Would not have done it if the C compiler for that target had been cheaper. We have better tools now. Back then, it was one of the few ways to do interactive development on really tiny machines. In that niche, it was useful.
Not all programming is about making maximal products in minimal time. I also use hand tools all the time, a lot more than if I was a carpenter billing by the hour. How artless one must be to worry about 'traction' off the clock!

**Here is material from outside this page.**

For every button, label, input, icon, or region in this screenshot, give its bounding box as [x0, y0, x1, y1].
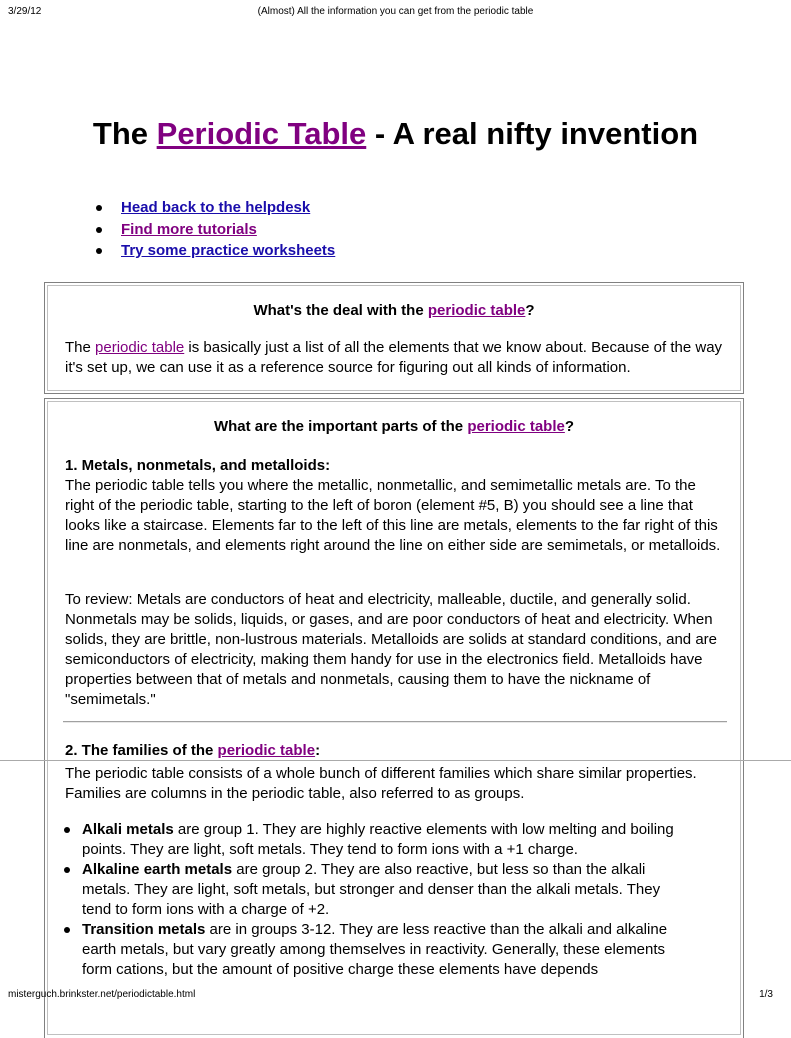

The language itself leaves a lot to be desired, in my opinion, but the core idea of having a small extensible compiler around which one can build efficient problem specific DSLs is brilliant. Unfortunately I think it is too easy to get bogged down in the bad parts (or at least parts that appear bad to our modern programming sensibilities). For a good overview of what makes Forth special, I recommend Thinking in Forth https://thinking-forth.sourceforge.net even if you never expect to program in Forth. It was written in the 80s but it still holds up. Read the first 80 pages or so carefully and I can almost promise that it will change the way you think about programming in a good way.
Once you have internalized the Forth mindset, you don't need to actually write Forth code. But you may be grateful that Forth taught you how to find your optimal programming language that exists somewhere inside of yourself.